Submitted by Rachel R on Tue, 07/24/2018 - 10:08am
Disabled veterans with student loans - watch your mailbox!
Image by Zack Marshall via Unsplash
Student loans can be burdensome for anyone to repay, but if you’re a disabled veteran, they can be overwhelming when you have a chronic medical condition, health care expenses, and are unable to work. Student loan servicers are notoriously unsympathetic about debt even when evidence proves the debtor is unable to pay back loans. A new program offers hope to disabled veterans saddled with unaffordable student loans.
The Consumer Financial Protection Bureau announced this week a joint effort by the Department of Education and Department of Veterans Affairs to notify affected veterans of the opportunity to ditch unaffordable student loans through discharge. If you’ve never heard of a disability discharge and you’re a veteran with a partial or total disability, this is something to investigate ASAP. However, with this new project by the DOE and VA, help might be delivered to your doorstep.
The DOE maintains a master roster of student loan borrowers while the VA has a separate database of veterans with service-connected disabilities who are unable to work because of their disability. The DOE and VA launched a project to overlay these databases and identify the cross-section of those with both student debt and a service-related disability so that they can notify them of the opportunity for tax-free student loan discharge.
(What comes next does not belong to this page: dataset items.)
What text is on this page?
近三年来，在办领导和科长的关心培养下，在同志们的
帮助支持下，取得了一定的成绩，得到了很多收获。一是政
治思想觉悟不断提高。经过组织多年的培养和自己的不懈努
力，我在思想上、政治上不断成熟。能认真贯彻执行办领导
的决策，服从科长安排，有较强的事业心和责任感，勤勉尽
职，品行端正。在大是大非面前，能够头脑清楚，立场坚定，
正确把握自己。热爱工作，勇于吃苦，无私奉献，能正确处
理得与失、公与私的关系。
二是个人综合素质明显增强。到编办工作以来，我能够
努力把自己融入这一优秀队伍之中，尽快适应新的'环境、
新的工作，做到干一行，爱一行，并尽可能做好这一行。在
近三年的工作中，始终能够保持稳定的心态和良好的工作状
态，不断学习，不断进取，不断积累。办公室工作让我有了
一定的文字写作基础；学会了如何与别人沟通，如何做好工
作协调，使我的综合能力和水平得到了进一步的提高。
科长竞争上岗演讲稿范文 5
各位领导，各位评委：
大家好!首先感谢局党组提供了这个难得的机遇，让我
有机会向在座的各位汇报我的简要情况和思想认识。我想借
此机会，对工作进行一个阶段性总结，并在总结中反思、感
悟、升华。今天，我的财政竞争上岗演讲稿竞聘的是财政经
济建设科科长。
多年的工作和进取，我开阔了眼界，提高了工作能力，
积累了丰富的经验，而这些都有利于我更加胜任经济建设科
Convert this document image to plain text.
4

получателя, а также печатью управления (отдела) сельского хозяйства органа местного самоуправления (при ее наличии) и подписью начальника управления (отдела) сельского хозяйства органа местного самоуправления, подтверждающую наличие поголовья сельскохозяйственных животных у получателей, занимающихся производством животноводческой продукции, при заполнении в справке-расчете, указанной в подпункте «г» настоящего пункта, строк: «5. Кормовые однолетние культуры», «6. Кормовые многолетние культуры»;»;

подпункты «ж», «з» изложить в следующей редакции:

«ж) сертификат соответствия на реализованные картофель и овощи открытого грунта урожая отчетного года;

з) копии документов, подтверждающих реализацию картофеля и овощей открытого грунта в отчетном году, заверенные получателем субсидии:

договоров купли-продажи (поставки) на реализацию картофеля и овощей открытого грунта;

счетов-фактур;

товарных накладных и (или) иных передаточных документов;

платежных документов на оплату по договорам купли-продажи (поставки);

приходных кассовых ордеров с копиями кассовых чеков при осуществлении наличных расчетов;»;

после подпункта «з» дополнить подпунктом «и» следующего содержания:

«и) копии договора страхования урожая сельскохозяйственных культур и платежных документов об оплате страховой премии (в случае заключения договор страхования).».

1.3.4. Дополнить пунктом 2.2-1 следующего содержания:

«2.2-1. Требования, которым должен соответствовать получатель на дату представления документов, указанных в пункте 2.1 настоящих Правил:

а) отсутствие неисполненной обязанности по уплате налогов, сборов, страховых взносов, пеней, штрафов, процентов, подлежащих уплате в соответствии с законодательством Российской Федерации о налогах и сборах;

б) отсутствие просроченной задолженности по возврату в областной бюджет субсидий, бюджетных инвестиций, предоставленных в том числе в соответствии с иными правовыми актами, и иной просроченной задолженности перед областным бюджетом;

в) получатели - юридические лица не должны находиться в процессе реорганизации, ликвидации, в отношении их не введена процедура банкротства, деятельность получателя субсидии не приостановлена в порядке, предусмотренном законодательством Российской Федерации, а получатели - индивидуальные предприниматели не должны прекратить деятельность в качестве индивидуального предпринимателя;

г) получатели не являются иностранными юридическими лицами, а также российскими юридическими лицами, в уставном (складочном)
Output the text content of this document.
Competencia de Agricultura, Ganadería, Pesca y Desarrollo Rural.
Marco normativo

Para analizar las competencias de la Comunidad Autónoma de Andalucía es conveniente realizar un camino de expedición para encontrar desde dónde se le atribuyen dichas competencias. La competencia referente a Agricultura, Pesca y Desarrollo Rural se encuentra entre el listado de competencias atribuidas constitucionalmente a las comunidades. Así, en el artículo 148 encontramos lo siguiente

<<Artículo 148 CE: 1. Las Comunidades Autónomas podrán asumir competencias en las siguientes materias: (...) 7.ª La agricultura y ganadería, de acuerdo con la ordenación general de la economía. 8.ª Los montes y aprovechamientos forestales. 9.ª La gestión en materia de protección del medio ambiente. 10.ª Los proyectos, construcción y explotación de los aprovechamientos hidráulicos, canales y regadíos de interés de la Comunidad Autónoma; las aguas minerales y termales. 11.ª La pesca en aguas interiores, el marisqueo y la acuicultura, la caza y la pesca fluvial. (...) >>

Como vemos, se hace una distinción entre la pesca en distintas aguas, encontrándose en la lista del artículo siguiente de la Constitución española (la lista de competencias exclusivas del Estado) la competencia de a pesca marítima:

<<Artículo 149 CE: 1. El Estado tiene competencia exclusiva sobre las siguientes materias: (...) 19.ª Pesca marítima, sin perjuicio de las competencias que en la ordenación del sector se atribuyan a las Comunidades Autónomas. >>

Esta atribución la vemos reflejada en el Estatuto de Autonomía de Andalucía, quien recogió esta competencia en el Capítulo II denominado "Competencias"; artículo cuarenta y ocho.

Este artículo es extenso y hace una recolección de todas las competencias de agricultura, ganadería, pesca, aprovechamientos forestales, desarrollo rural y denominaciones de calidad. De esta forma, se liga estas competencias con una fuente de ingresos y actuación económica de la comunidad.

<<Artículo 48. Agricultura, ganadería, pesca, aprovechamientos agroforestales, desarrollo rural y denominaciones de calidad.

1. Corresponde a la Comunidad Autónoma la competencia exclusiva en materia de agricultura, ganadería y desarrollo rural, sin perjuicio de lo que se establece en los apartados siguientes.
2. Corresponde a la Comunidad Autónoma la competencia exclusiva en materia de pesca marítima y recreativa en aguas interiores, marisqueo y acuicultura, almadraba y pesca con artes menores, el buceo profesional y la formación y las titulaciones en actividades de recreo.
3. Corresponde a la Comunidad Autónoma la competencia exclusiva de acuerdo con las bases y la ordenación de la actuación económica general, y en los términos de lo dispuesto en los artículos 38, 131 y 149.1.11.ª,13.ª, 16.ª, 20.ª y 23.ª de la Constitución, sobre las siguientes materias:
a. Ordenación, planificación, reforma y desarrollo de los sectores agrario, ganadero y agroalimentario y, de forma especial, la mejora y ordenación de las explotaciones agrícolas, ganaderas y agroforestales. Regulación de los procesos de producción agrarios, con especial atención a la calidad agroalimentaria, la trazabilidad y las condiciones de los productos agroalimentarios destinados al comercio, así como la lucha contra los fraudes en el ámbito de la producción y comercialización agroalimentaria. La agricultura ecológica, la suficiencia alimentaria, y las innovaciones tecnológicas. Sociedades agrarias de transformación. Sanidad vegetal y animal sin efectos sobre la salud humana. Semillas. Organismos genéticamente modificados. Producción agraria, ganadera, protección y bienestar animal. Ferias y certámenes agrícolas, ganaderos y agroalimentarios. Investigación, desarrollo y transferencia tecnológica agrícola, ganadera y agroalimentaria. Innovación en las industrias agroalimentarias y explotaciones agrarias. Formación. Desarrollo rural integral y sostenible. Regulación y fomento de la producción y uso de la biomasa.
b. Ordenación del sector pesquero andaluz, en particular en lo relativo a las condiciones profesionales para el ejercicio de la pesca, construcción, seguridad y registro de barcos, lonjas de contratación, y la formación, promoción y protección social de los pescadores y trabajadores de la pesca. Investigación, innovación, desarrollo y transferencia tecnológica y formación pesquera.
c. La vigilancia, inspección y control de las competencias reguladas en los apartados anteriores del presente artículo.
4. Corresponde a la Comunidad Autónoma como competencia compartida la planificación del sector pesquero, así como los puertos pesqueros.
If you qualify, the sample letter above shows what communication to expect. The letter alerts disabled veterans that they might qualify for Total and Permanent Disability (TPD) discharge of their student loans. The TPD can extinguish federal student loans and also vanquish service obligations under Teacher Education Assistance for College and Higher Education (TEACH) grants. The program wipes out remaining balances with no tax consequences, which represents far-reaching financial relief.
The letter also lays out follow-up steps for disabled veterans to obtain the tax-free student loan discharge. The letter itself is not notice of the discharge – it’s the starting point to pursue the possibility of student loan discharge. The notice provides detailed instructions on next steps. This option fast-tracks veterans for student loan discharge by side-stepping the onerous provision to substantiate their disability since the VA has pre-screened based on confirmation of service-related disability.
If you have a disability that’s service-related but not total, you might not qualify for forgiveness under this program, but there are other options for relief available. For those who are partially or totally disabled, but never served in the Armed Forces, there are also avenues to discharge open to you. Bankruptcy discharge is an option to consider if you cannot afford your loans and have a discharge of any type. Anyone eligible for TPD who gets the letter should try that route first.
Anyone else should talk to a local bankruptcy attorney about their unaffordable student debt and other financial circumstances. Like the TPD student loan discharge, bankruptcy discharge of student loan debt is also tax-free. To pursue bankruptcy discharge of student loans, you file your primary bankruptcy case and then your attorney also files an Adversary Proceeding which is a separate case that essentially sues your student loan servicer for relief of your student loans.
The prevailing standard for student loan discharge is the principle of undue hardship. Federal law set this standard but then failed to define it and left it to the courts to decide. Simply, you must prove that if you’re made to pay your student loans, it will make your life unduly difficult and unable to maintain a basic and acceptable standard of living for yourself and your dependents. In the past (and in some courts to this day), the standard of undue hardship is rigorous.
However, there’s a growing trend now among judges to relax the standards for undue hardship. Many recent court victories show judicial pushbacks on student loan servicers and greater success among student loan debtors that sue for relief in bankruptcy. If you’re a disabled veteran, watch for the TPD notification letter in your mailbox. If you don’t qualify for this program, talk to a reputable local bankruptcy lawyer about your options for bankruptcy student loan discharge.